When the moon reached its apex, now full and shining, clarity coursed through his mind mirroring the mana in his veins.
He began to worry about how showy he was being. And not just in that moment. Many of his actions with Risha had been flashy.
Assimilating Void and its counterattack, the trick with Phantom Rally, and now this. Not to mention everything else I've done today.
While he didn’t particularly like attention, he’d never intended to keep a low profile after returning from the Tutorial. But with everything that he’d done during the day, he almost felt as if he’d been trying to attract the eyes of those around him. He knew he hadn’t been; the visual effects of his training were simply written into the nature of how his cards worked. There was nothing he could do to change things.
But he still felt uncomfortable.
I guess that’s one more thing I need to train myself for.
He closed his eyes and pushed unwanted thoughts from his mind, just existing in the sensations produced by the booming orchid. It was a pleasant way to relieve his tension after the long day.
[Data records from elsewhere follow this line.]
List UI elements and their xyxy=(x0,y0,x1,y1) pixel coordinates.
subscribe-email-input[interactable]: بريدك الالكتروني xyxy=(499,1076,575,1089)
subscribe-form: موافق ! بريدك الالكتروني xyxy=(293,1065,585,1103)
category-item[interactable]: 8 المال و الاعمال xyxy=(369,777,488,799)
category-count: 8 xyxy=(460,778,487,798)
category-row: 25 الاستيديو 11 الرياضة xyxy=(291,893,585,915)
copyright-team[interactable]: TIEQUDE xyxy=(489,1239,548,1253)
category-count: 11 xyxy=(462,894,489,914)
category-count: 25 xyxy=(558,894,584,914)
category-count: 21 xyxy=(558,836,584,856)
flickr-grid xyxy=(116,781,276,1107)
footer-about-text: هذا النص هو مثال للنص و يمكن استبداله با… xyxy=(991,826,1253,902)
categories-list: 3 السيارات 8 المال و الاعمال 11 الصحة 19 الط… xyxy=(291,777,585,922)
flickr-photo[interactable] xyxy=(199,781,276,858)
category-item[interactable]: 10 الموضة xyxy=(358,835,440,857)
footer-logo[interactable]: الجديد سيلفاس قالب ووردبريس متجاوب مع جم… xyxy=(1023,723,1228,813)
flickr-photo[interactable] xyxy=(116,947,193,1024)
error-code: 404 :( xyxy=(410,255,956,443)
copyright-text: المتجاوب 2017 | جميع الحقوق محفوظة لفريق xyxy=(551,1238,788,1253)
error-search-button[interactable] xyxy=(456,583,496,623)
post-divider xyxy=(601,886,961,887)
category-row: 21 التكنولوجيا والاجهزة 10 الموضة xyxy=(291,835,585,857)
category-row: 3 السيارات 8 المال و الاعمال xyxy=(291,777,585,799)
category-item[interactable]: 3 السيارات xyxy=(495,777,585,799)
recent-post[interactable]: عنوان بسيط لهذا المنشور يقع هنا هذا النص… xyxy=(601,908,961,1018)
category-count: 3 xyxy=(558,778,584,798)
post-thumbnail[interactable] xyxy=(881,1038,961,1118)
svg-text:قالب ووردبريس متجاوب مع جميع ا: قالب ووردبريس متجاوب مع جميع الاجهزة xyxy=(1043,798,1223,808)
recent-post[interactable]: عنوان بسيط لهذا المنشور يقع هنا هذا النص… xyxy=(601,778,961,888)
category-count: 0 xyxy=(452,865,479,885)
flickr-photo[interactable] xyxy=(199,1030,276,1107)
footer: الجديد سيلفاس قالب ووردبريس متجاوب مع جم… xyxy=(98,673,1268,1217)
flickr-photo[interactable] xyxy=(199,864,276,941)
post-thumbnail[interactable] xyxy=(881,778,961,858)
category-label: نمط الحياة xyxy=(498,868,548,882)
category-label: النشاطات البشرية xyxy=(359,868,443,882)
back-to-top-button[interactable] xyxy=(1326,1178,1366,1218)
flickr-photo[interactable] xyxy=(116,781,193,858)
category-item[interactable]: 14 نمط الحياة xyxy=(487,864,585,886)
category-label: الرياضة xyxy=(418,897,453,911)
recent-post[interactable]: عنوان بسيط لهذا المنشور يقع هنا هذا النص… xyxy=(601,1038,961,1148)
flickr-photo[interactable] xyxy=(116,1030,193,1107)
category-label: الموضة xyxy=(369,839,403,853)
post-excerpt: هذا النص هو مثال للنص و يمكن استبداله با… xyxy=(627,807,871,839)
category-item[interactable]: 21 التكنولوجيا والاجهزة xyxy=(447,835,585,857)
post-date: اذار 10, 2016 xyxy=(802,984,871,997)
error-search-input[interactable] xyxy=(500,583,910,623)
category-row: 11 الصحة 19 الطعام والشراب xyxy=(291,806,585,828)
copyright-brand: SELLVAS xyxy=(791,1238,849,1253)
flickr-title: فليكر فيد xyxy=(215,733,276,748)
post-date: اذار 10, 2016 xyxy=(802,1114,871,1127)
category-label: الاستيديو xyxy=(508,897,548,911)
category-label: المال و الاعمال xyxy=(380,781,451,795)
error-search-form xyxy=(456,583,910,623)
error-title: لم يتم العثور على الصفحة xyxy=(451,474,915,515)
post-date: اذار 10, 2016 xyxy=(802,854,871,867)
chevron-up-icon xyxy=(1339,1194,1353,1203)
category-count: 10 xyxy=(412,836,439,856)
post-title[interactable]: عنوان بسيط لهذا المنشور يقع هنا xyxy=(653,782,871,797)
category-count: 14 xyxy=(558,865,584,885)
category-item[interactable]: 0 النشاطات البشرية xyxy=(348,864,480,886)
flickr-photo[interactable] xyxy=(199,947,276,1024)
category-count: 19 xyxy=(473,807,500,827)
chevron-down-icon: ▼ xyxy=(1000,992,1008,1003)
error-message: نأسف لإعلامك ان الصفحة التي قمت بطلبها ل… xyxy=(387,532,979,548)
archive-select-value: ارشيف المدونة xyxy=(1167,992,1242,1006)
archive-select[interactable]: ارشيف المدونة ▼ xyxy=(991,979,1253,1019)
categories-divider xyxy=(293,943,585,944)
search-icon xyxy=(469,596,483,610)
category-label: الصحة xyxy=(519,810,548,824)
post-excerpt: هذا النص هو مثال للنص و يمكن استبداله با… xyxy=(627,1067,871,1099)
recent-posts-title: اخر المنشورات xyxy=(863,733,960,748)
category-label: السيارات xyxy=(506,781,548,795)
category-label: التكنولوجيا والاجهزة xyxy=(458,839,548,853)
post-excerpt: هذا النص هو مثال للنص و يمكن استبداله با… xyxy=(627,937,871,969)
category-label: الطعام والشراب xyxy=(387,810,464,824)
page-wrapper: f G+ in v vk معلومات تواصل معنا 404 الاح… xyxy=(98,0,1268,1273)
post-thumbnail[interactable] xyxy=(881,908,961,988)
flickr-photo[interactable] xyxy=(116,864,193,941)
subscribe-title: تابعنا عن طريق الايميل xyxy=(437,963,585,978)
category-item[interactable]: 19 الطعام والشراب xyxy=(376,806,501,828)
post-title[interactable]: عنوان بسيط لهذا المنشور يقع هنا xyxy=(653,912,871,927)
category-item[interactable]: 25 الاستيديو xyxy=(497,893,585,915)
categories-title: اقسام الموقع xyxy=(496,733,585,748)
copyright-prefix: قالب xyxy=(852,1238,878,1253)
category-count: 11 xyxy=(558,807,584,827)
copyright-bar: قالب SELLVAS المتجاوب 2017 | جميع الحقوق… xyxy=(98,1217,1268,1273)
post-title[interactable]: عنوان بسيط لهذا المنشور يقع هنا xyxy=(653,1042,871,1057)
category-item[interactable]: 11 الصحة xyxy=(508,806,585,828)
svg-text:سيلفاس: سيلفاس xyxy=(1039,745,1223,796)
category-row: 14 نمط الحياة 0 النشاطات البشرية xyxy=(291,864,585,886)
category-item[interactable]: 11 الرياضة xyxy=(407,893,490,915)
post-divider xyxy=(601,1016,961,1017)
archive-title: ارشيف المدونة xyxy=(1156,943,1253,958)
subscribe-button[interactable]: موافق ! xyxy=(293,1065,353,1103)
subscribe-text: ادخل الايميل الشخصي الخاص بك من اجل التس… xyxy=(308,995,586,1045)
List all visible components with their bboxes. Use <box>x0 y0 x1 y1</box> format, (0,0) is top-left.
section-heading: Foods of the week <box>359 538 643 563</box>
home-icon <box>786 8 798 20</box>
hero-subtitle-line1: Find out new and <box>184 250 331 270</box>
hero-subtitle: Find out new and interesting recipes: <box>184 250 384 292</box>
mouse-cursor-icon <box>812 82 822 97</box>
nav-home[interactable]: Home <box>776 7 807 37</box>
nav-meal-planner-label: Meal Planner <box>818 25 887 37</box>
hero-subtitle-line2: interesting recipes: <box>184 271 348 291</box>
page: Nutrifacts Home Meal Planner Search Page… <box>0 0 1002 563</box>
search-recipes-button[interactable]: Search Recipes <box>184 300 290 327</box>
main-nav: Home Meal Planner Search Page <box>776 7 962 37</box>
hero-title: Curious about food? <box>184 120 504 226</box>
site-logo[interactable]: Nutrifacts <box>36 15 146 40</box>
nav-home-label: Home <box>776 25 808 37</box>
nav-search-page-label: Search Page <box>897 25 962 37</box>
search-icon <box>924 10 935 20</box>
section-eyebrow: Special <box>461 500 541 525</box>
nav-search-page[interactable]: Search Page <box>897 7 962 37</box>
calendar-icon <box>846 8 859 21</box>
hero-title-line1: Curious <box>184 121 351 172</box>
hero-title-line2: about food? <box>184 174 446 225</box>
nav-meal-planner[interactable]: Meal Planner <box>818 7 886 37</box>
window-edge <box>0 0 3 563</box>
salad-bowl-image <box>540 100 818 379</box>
When he felt the light from the fake moon disappear, he opened his eyes and looked at Risha. “And?” he asked.
“It was nice.”
“Can you elaborate please?”
“Mana regen worked just like you said, and the rest was nice,” she repeated. “Not sure how else to describe it. Thinking felt better. I guess that might be the sense of clarity you described.”
Dylan nodded. “Probably.”
It’s a lot harder to judge the effectiveness of something that can only be described through subjective feelings than the cards with concrete numbers to look at.
“You here again tomorrow?”
Risha stuck her tongue out. “Three days total, so yeah.” She tapped her fingers against her crossed arms. “But I don’t know if the third’ll actually stick.”
“Why not?” Dylan let his deck dissipate and the two began to walk out of the ring.
“Announcement on what to do with you all’s coming down soon. Maybe tomorrow, maybe the next day. Once we have you placed somewhere, personnel will probably shift away from the training ground to help you get situated in your new assignments.”
“Where do you think I’ll be?”
“The wall.” Risha didn’t even take a moment to think. “Anyone decently capable of combat will either be on the wall or just behind it. But I wouldn’t worry too much about it. You’ll be there to be an extra pair of eyes more than anything else. That’ll let us free up some of the more experienced members of the guard to do some more flexible work.”
“So, no actual combat?” Dylan didn’t know whether to be grateful or disappointed.
“I wouldn’t say that,” Risha said. “We’ll put you guys up there during the day when the strongest monsters are least active. If something weak enough comes close, we’ll most likely give it to you all to practice your hands.”
“Got it.” Dylan nodded, and after passing out of the sparring ring, he said, “I’ve gotta head back. See you tomorrow.”
Risha gave a brief wave as he left.
On the short journey home, Dylan began to consider how to set up his deck for his coming time on the wall. I’ll have to see if any decent cards come out of the materials Dad’s getting me.